Save, make, understand money

Household Bills

Food prices set to stay high says Bank of England’s chief economist

Rebecca Goodman
Written By:
Rebecca Goodman

Food prices are predicted to remain high and may not return to the levels seen before the cost-of-living crisis, a leading economist has said.

Following the Ukraine invasion and soaring prices and inflation in the UK, food prices have been steadily rising.

Food price inflation is now falling, and hit 13.4% in July, a monthly fall from 14.6%, the lowest level since December 2022, yet prices are still significantly more than they were a year ago. Households who have not made any changes to the way they shop are now paying around £800 more for their food shopping.

Huw Pill, the Bank of England’s chief economist, said he expects food price inflation to fall to around 10% by the end of the year.

But he said in an open question and answer meeting that cheaper food prices were “something we may not be seeing for a while yet, if in the future at all”.

Pill said food price inflation was “more lasting than expected” and not at a “very comfortable level”, according to a report by the BBC.

Firms locking in higher prices

He also said some supermarkets had locked in higher prices in advance of the war in Ukraine, leading to shoppers paying more.

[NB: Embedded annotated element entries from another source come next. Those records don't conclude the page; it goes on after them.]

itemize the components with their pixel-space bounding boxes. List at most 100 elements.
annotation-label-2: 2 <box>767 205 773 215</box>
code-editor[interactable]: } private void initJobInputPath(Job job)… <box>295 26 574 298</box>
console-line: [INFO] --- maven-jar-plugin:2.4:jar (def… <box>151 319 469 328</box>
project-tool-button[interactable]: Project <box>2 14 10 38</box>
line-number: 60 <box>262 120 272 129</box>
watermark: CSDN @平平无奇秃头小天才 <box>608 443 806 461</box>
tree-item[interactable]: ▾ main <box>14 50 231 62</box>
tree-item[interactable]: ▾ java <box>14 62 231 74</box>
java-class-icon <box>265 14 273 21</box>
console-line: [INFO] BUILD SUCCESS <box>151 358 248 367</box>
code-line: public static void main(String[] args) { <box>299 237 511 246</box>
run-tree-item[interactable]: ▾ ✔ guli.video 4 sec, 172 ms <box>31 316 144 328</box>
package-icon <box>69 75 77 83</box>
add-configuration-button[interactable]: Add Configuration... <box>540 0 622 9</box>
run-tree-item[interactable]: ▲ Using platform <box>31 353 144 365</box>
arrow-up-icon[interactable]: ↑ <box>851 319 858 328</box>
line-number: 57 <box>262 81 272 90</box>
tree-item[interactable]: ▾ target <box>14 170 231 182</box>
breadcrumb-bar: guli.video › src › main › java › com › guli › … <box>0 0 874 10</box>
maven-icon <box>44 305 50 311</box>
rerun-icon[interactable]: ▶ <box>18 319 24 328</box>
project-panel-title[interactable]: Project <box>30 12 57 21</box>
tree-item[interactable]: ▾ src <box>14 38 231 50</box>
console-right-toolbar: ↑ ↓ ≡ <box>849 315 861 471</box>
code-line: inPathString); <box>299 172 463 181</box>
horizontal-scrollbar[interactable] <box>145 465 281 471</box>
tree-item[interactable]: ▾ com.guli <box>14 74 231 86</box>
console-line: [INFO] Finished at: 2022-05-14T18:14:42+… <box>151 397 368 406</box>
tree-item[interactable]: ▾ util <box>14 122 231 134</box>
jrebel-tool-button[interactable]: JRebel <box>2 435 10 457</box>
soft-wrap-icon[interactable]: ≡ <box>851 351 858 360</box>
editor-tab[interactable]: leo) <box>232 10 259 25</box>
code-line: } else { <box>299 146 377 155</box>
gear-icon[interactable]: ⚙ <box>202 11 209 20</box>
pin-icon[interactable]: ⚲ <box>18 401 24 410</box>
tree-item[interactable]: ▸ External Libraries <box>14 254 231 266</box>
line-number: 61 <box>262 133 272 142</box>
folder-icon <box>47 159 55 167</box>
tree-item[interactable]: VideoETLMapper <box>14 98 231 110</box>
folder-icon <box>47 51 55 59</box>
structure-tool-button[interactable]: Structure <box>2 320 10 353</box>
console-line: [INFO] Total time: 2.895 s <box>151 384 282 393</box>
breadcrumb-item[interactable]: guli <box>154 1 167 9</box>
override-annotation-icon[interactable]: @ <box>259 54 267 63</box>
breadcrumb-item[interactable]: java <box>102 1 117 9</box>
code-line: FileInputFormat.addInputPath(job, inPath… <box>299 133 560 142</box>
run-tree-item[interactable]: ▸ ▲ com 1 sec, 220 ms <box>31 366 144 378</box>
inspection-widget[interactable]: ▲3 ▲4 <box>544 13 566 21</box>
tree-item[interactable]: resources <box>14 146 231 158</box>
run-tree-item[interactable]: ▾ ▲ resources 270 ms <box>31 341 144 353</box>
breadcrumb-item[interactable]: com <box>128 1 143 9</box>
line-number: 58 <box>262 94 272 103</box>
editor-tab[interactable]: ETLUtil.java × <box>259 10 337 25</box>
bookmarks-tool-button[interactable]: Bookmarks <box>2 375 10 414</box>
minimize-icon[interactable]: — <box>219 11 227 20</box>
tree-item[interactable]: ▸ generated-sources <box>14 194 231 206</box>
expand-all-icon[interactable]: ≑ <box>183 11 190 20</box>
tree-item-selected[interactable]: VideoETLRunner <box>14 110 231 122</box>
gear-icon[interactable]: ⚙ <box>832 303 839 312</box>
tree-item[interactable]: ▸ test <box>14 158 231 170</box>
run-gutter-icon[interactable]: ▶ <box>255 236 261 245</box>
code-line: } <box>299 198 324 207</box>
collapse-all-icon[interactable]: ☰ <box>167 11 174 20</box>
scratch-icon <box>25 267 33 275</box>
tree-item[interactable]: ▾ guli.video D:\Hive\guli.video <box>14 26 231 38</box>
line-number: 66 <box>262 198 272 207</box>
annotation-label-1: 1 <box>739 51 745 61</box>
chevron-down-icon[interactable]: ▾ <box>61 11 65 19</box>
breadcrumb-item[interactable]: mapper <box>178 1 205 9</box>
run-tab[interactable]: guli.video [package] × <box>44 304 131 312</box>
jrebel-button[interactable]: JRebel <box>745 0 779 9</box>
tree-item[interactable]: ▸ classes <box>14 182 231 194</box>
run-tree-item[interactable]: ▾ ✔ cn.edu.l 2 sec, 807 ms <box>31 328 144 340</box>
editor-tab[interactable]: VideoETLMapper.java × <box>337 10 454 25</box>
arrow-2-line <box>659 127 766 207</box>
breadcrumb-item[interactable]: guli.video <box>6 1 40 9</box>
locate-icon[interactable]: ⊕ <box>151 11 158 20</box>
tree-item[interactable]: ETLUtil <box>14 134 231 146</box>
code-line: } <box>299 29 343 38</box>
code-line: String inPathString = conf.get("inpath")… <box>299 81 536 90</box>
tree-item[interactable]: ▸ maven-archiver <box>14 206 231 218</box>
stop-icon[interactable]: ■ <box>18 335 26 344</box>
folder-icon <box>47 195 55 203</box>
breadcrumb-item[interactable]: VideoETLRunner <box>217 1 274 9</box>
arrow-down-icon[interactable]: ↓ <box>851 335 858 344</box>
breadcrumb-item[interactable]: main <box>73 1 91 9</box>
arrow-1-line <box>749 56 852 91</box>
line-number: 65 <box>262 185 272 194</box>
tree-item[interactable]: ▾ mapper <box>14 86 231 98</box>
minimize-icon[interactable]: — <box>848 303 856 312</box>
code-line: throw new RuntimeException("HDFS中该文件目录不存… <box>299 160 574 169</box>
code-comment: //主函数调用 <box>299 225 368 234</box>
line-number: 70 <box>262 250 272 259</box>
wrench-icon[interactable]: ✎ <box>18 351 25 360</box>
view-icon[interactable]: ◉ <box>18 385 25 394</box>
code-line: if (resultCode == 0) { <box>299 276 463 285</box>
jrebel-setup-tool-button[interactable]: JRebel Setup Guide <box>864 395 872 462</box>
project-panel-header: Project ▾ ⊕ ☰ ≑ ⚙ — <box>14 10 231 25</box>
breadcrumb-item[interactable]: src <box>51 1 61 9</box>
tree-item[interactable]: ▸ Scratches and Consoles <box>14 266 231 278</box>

He said: “Some firms decided to sort of lock in their purchases of commodities in international markets in order to reduce that uncertainty, but potentially locked in at quite high levels of prices and they’re still passing that through the system into what ultimately we’re paying for in shops.”

Over the past year, many supermarkets have launched loyalty schemes, offering cheaper prices to members, and have cut prices to ease the pressure of the cost-of-living crisis for shoppers, and to attract more custom.

Pill said that while there were some hiccups with bringing food prices down, such as the war in Ukraine, but added that global prices for some commodities had begun to fall.

It comes as the Bank of England has raised the base rate to 5.25% piling more pressure on borrowers. Experts are also predicting that it will rise again this year and will not start to fall until 2024.